Now, we only need to merge the Neighborhood in the same line and separate them with commas.

In [90]:
df["Neighborhood"] = df["Neighborhood"].str.replace(" / ", ", ")
df.head()

Unnamed: 0,Postal Code,Borough,Neighborhood
0,M3A,North York,Parkwoods
1,M4A,North York,Victoria Village
2,M5A,Downtown Toronto,"Regent Park, Harbourfront"
3,M6A,North York,"Lawrence Manor, Lawrence Heights"
4,M7A,Downtown Toronto,"Queen's Park, Ontario Provincial Government"


In [121]:
shape = df.shape[0]
print('The number of rows of this DataFrame is {}'.format(shape)+'.')

The number of rows of this DataFrame is 103.

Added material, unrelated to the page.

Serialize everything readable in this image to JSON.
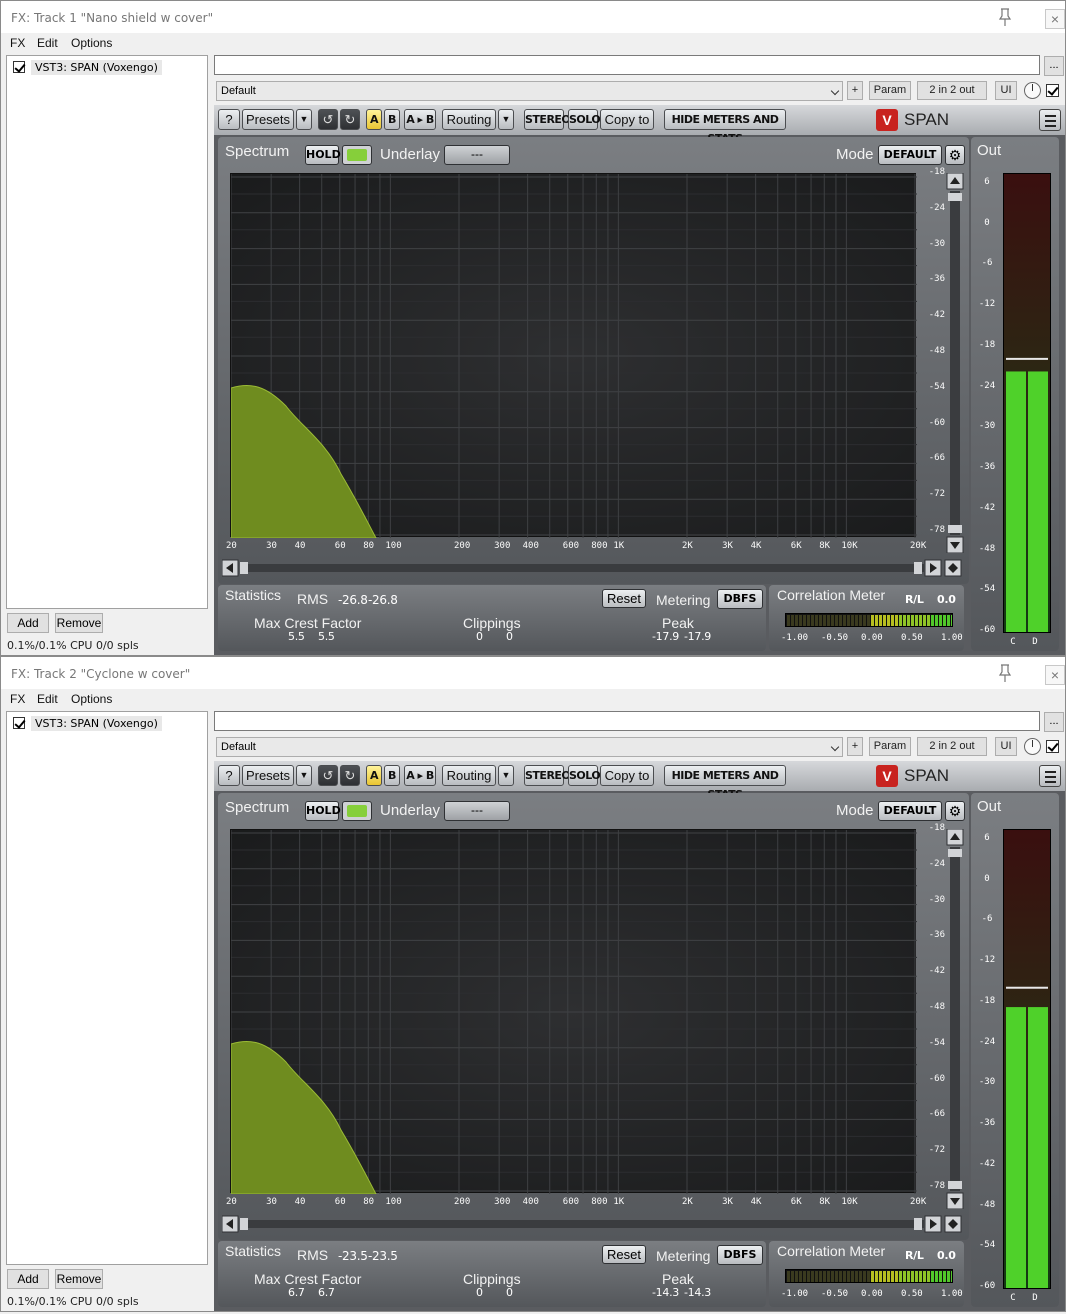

Now on to the coordinates. Import .csv file and read it as a DataFrame with <code>pd.read_csv<code>.

In [124]:
dfc = pd.read_csv('https://cocl.us/Geospatial_data')
dfc.head()

Unnamed: 0,Postal Code,Latitude,Longitude
0,M1B,43.806686,-79.194353
1,M1C,43.784535,-79.160497
2,M1E,43.763573,-79.188711
3,M1G,43.770992,-79.216917
4,M1H,43.773136,-79.239476


And to make sure that the previous DataFrame was correctly populated.

In [126]:
shape2 = dfc.shape[0]
print('The number of rows of this second DataFrame of coordinates is still {}'.format(shape2)+'.')

The number of rows of this second DataFrame of coordinates is still 103.